What I have realized on this most recent trip to my favorite spot in sunny Florida is that I could actually for the first time see myself down here more than a week. Certainly not for a full time spot, but definitely for at least a month. This is a new and surprising moment for me because it means that I feel secure enough in my own sense of self and this ultimately is my home. Home is me; home is where I am at any given time. Not in my address and my framed art on my newly painted walls. Sure I need this to put my head down at night and I am most grateful that I get to call my physical home the place I reside in, but where I live is secondary to how I live. This is what I learned from my 100 year old grandfather as I watch him consider his likely short future ahead and his very long life behind. If we only have 100 years and a little more then three quarters of them are the healthy ones, then how is it that we ever find ourselves living less than a completely fulfilling life? I am fulfilled and I like the notion of a change of scenery too. I have talked about an airstream, but that feels too mobile.
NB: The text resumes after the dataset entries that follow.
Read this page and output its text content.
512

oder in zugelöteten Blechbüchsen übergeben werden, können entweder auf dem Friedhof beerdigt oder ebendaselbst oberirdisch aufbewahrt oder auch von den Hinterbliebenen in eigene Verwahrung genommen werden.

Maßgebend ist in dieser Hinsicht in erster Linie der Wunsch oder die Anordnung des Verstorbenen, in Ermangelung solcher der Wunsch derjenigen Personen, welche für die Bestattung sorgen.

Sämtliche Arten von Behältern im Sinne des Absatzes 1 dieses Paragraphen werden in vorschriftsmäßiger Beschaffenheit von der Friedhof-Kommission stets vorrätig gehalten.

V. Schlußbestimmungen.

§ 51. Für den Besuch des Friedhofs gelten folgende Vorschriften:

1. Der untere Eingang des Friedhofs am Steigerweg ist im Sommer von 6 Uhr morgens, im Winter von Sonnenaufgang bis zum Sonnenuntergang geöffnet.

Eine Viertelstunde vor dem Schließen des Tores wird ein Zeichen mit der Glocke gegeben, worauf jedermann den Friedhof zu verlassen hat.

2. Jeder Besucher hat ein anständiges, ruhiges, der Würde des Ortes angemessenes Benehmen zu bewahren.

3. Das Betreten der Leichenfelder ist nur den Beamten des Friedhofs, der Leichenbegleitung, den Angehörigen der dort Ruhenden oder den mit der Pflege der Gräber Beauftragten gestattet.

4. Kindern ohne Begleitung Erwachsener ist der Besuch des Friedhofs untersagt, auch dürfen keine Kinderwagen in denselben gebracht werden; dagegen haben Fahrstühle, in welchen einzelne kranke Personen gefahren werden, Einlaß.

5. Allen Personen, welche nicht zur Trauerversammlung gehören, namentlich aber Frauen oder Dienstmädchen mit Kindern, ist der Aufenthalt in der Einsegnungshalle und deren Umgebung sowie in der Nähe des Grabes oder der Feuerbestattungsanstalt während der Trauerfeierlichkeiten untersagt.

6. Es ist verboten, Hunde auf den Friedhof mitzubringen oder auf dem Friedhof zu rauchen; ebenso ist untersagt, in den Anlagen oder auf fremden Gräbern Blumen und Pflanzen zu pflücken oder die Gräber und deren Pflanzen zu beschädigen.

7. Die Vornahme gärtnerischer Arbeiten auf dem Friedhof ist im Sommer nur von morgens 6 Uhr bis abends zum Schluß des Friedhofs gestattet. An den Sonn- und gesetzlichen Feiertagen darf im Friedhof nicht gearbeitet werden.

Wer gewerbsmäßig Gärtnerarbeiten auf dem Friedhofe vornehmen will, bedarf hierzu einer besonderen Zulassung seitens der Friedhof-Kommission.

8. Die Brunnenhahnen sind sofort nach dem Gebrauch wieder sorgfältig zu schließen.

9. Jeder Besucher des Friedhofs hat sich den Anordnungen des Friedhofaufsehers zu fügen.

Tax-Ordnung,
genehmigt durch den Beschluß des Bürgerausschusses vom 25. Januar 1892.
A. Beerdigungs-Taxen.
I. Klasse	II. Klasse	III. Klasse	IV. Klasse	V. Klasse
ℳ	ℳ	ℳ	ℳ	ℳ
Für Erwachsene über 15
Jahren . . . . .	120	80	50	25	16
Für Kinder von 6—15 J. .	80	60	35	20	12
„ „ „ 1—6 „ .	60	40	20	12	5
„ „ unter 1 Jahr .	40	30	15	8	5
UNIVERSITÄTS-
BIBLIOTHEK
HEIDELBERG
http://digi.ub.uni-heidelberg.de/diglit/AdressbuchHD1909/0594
I like the grounding of a space, an apartment in a downtown area or on the beach. The airstream is more about my twenty year old hippie self. I like a bathroom and a good shower and my kitchen tools. As I write this piece this early morning the day after celebrating Thanksgiving with my 100 year old grandfather, I am in the fortunate place of waiting for the sun to peak out so I can get to the beach and read my second book of the week. What lies ahead is as glorious for me as what has already come before. This to me is good fortune coupled with a grateful life and the knowing that I indeed have any choice I want because I believe this to be so.